LettersOPINION

Sinhalese Bar – A Relic of a Bygone Era

I refer to “Ipoh’s Nightlife Renaissance” (Ipoh Echo Issue 175) where a number of the city’s night joints which offers drinks, live music and fun for the younger generation were mentioned.

However, not being a young man anymore, I walked into this bar located in Old Town. One might wonder whether this is the Wild East! The swinging saloon doors of a Western movie, take you to a dingy bar that has not changed since it was opened in 1931.

In the bar are various kinds of liquor stacked on the racks of the glass cabinet. On the wall is a Victorian pendulum clock, a sculpture of a deer skull and a faded photo of the founder, untouched since 1931. The surroundings exude much of the decadent colonial charms of yore.

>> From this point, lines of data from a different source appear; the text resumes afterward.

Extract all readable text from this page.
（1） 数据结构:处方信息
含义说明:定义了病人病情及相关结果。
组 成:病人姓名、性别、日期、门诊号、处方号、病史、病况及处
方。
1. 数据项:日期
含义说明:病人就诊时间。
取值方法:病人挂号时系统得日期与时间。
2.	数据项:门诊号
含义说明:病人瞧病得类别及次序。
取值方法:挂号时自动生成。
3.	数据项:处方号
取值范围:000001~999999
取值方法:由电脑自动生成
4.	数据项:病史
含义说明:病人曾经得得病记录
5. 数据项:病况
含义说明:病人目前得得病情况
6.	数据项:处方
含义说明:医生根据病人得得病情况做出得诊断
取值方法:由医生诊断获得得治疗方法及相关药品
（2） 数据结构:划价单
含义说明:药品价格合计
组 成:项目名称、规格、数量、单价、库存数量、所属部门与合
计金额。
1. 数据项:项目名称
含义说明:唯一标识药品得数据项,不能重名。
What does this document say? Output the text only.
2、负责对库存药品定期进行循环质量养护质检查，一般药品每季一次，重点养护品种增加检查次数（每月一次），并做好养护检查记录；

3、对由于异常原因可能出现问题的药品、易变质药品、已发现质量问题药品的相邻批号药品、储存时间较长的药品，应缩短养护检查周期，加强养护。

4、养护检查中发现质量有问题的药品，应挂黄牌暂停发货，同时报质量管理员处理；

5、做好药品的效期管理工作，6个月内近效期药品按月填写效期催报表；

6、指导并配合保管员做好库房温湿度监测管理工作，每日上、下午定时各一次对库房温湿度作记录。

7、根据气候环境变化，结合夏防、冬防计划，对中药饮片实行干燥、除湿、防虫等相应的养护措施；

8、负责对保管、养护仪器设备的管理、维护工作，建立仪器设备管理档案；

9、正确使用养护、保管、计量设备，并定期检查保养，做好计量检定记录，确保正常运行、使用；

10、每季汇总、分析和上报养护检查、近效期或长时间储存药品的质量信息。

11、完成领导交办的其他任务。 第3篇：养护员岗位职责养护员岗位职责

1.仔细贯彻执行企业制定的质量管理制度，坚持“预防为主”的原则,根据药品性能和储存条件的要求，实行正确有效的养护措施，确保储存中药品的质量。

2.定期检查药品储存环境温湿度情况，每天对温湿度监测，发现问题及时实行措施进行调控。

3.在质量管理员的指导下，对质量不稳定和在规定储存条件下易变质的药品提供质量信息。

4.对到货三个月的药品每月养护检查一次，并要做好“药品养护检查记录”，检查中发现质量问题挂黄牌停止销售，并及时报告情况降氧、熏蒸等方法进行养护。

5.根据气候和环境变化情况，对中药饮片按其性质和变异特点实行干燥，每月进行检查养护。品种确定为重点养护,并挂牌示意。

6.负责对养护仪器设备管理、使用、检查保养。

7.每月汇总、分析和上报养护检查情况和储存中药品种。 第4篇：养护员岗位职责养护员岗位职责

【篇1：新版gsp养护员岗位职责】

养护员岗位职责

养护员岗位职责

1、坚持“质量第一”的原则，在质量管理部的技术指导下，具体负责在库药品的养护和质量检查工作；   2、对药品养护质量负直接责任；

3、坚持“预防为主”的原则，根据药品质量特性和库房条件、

It is a well known fact that the oldest restaurant in Ipoh is the F.M.S. Bar, which was founded in 1906 by a Hainanese. It was the most celebrated watering-hole of European planters and miners and their wannabes then.

With the migration of white-collar Ceylonese to Ipoh in the late 1800s, it prompted an enterprising Sinhalese businessman to start a similar bar in Treacher Street (Jalan Bijih Timah). After the Japanese Occupation the joint was managed by his sons and they called it, “The Sinhalese Bar”, being the only one of its kind in the country.

Like the F.M.S. Bar, which was a favourite with British planters and miners, the Sinhalese Bar became a popular spot for the Ceylonese, Tamils, Malayalees and Sikhs.

These days you can find all kinds of people patronising the Sinhalese Bar. Gulping mugs of beer and relaxing in the cool comfort of the bar, one is reminded of what it must have been like in an era gone by.